Godzilla is the second big-budget 3D monster movie we've seen from Warner Brothers & Legendary Pictures. The difference in approach between Guillermo Del Toro's Pacific Rim and Gareth Edwards' is interesting. It's hard to know if Edwards was explicitly guided by the studio to avoid a similar aesthetic to Guillermo Del Toro's picture, or if he just followed his nose towards a different approach. Perhaps answering that question, Legendary employed their own 'stereoscopic consultant' (though that might have been a supervisory role between the two conversion studios). Del Toro was at pains to show the scale of his monsters, from the monsters' perspective; rearing above skyscrapers, shot from phenomenal heights.

Edwards instead shoots his monsters from the perspective of the panicked humans below them. He communicates this scale in several interesting ways. He places humans on top of tall objects like skyscrapers or bridges. He throws humans out of planes, wearing parachutes. He has awestruck humans at ground-level, craning their heads to see the monsters towering above them. He has humans descend into deep caves, and lean over the edge of craters. The effect achieved is that we feel engaged in each shot. The depth of field is appropriately massive, but with a human in the near foreground and a disaster in the distant background we are invited to feel 'like we were there', and wonder 'what would I do in this situation?'

Does the 3D 'pop'?

There are several inventive usages of negative parallax in Godzilla. The title sequence is a series of military records being redacted, over the top of World War 2-era footage that has been aged and scuffed. The redaction process reveals the names of actors and crew members, and occurs in the deep foreground, in front of the action below. Eventually, the title card of 'GODZILLA' disperses into ashes, and the debris floats out towards the audience. It's a nice way of breaking the 'wall' of the cinema screen, without also breaking the audience's attention from the narrative of the film.

There are other memorable moments where the 3D 'pops'. In the crowded theatre 3Defence saw Godzilla, several audience members ducked and flinched when objects hurled towards the screen. As buildings are toppled, a cloud of dust and debris inevitably follows, roaring from several hundred feet of the way to eventually engulf the audience and their movie theatre.
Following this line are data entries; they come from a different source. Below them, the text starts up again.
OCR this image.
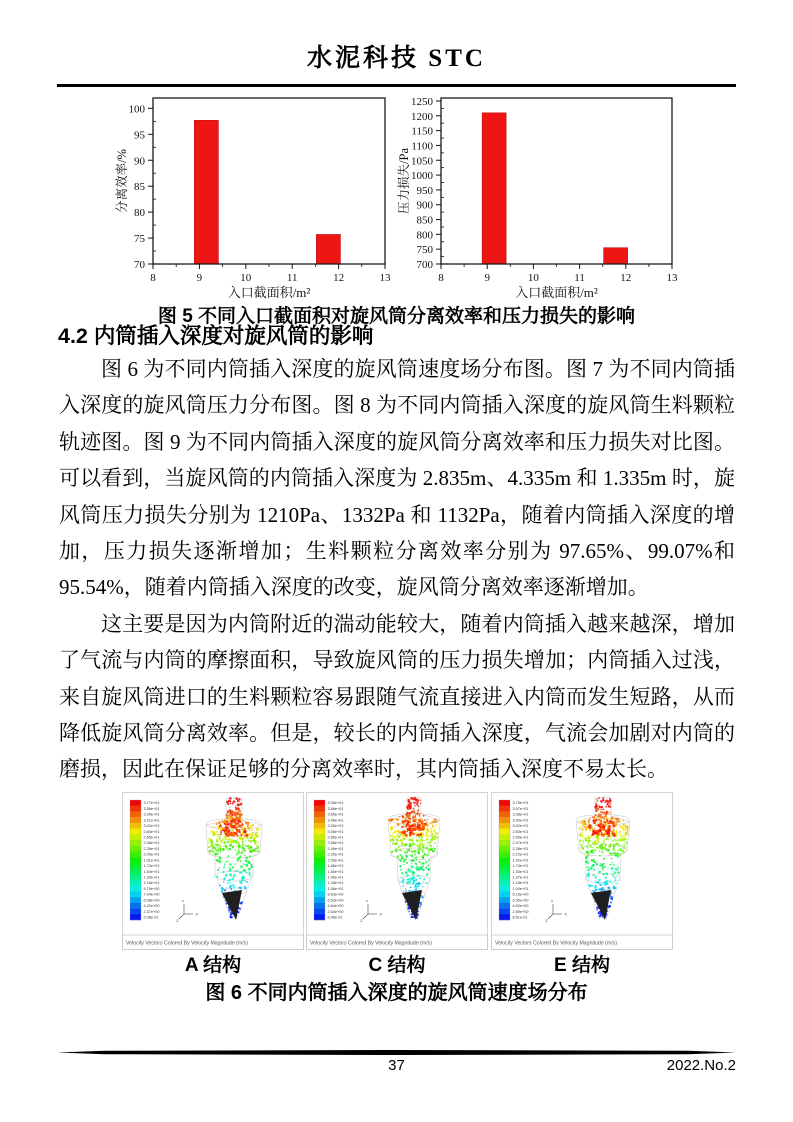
水泥科技 STC
8	9	10	11	12	13
70
75
80
85
90
95
100
入口截面积/m²
分离效率/%
8	9	10	11	12	13
700
750
800
850
900
950
1000
1050
1100
1150
1200
1250
入口截面积/m²
压力损失/Pa
图 5 不同入口截面积对旋风筒分离效率和压力损失的影响
4.2 内筒插入深度对旋风筒的影响

图 6 为不同内筒插入深度的旋风筒速度场分布图。图 7 为不同内筒插入深度的旋风筒压力分布图。图 8 为不同内筒插入深度的旋风筒生料颗粒轨迹图。图 9 为不同内筒插入深度的旋风筒分离效率和压力损失对比图。可以看到，当旋风筒的内筒插入深度为 2.835m、4.335m 和 1.335m 时，旋风筒压力损失分别为 1210Pa、1332Pa 和 1132Pa，随着内筒插入深度的增加，压力损失逐渐增加；生料颗粒分离效率分别为 97.65%、99.07%和 95.54%，随着内筒插入深度的改变，旋风筒分离效率逐渐增加。

这主要是因为内筒附近的湍动能较大，随着内筒插入越来越深，增加了气流与内筒的摩擦面积，导致旋风筒的压力损失增加；内筒插入过浅，来自旋风筒进口的生料颗粒容易跟随气流直接进入内筒而发生短路，从而降低旋风筒分离效率。但是，较长的内筒插入深度，气流会加剧对内筒的磨损，因此在保证足够的分离效率时，其内筒插入深度不易太长。

3.77e+01
3.58e+01
3.39e+01
3.21e+01
3.02e+01
2.84e+01
2.65e+01
2.46e+01
2.28e+01
2.09e+01
1.91e+01
1.72e+01
1.54e+01
1.35e+01
1.16e+01
9.79e+00
7.94e+00
6.08e+00
4.22e+00
2.37e+00
5.08e-01
Y
X
Z
Velocity Vectors Colored By Velocity Magnitude (m/s)
4.06e+01
3.86e+01
3.66e+01
3.46e+01
3.26e+01
3.06e+01
2.86e+01
2.66e+01
2.46e+01
2.26e+01
2.06e+01
1.86e+01
1.66e+01
1.46e+01
1.26e+01
1.06e+01
8.63e+00
6.63e+00
4.64e+00
2.64e+00
6.46e-01
Y
X
Z
Velocity Vectors Colored By Velocity Magnitude (m/s)
3.75e+01
3.57e+01
3.38e+01
3.20e+01
3.02e+01
2.83e+01
2.65e+01
2.47e+01
2.28e+01
2.10e+01
1.92e+01
1.73e+01
1.55e+01
1.37e+01
1.18e+01
1.00e+01
8.18e+00
6.35e+00
4.52e+00
2.69e+00
8.61e-01
Y
X
Z
Velocity Vectors Colored By Velocity Magnitude (m/s)
A 结构	C 结构	E 结构
图 6 不同内筒插入深度的旋风筒速度场分布
37	2022.No.2
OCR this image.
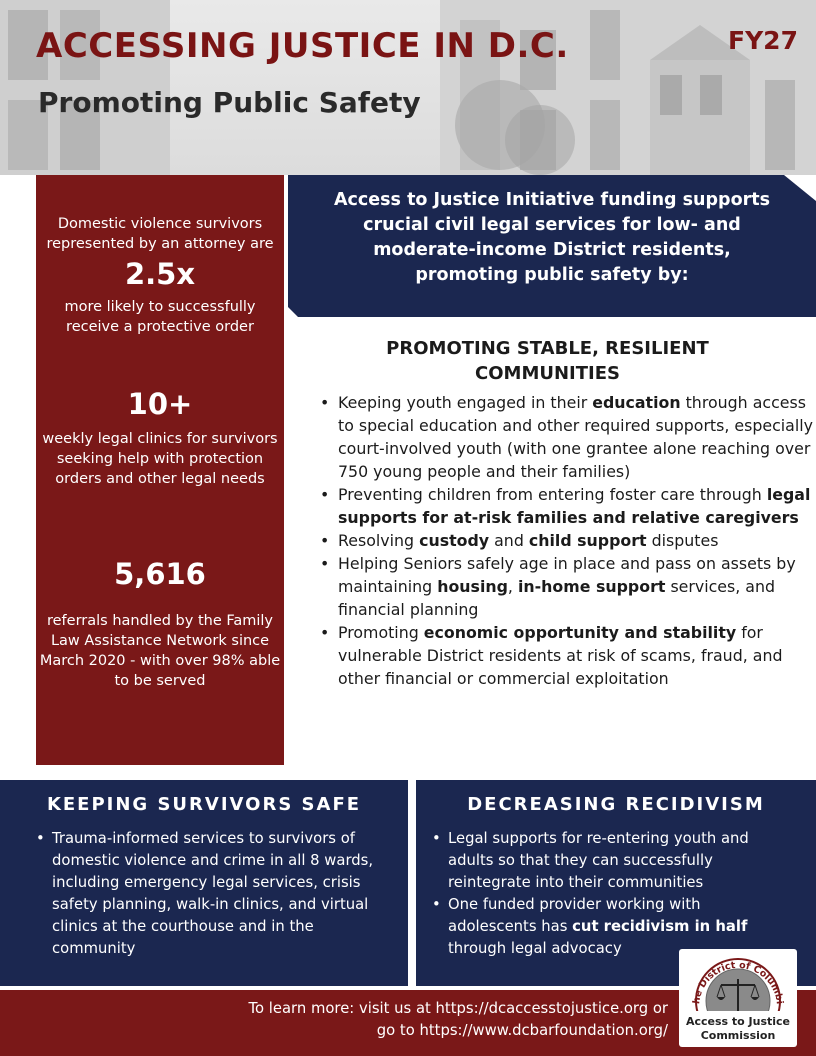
ACCESSING JUSTICE IN D.C.
Promoting Public Safety
FY27
Domestic violence survivors represented by an attorney are
2.5x
more likely to successfully receive a protective order
10+
weekly legal clinics for survivors seeking help with protection orders and other legal needs
5,616
referrals handled by the Family Law Assistance Network since March 2020 - with over 98% able to be served

Access to Justice Initiative funding supports
crucial civil legal services for low- and
moderate-income District residents,
promoting public safety by:

PROMOTING STABLE, RESILIENT
COMMUNITIES
• Keeping youth engaged in their education through access to special education and other required supports, especially court-involved youth (with one grantee alone reaching over 750 young people and their families)
• Preventing children from entering foster care through legal supports for at-risk families and relative caregivers
• Resolving custody and child support disputes
• Helping Seniors safely age in place and pass on assets by maintaining housing, in-home support services, and financial planning
• Promoting economic opportunity and stability for vulnerable District residents at risk of scams, fraud, and other financial or commercial exploitation
KEEPING SURVIVORS SAFE
• Trauma-informed services to survivors of domestic violence and crime in all 8 wards, including emergency legal services, crisis safety planning, walk-in clinics, and virtual clinics at the courthouse and in the community
DECREASING RECIDIVISM
• Legal supports for re-entering youth and adults so that they can successfully reintegrate into their communities
• One funded provider working with adolescents has cut recidivism in half through legal advocacy
To learn more: visit us at https://dcaccesstojustice.org or
go to https://www.dcbarfoundation.org/
he District of Columbi
Access to Justice
Commission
This effect is used to particularly strong effect in a nuclear power plant's meltdown, where a group of scientists attempt to outrun a cloud of radioactive material.

Did it make sense to add 3D to Godzilla?

A post-converted movie, filmed hand-held, set largely in evening scenes, where the monsters are often off-camera? No, it didn't make much sense to convert this film into 3D. This film challenges a lot of our traditional definitions of what is 'appropriate' for 3D distribution. We're glad that the studio took the risk though, and that Gener8/Stereo D pulled off such interesting interior scenes.

The film itself

Your reaction to Godzilla will depend on the history you bring to the theatre with you. If you're a longtime fan, you'll spend the first half of the movie frustrated you're not given much monster action, but then love the last 30 minutes. If you're a casual fan, you'll chuckle at a few references and generally have a good time. If you're a novice to the world of Godzilla, the performances of the humans might grate, and the episodic nature of the film might wear at your attention span. Hopefully you're somewhere in the middle of these perspectives, but it's not likely that any one person will be entirely satisfied by their experience. We hope there's a sequel, and that it addresses a few of these concerns.

Should we archive the 2D or the 3D version?

This is a tricky question. 3Defence is going to side with the 3D version in this case, but after much consternation. The literal framing devices used - where doorways or humans are in the close foreground, separating us from the action far away - demand to be watched in stereo. In 2D, they look like the action is being obstructed. In 3D, they look purposeful, giving us a sense of scale. The actors have been positioned, just like they were in the original Godzilla films of olde, as proxies for ourselves. In 3D, this effect works. In 2D, it's annoying. See the 3D version if you can, on the biggest screen you can find.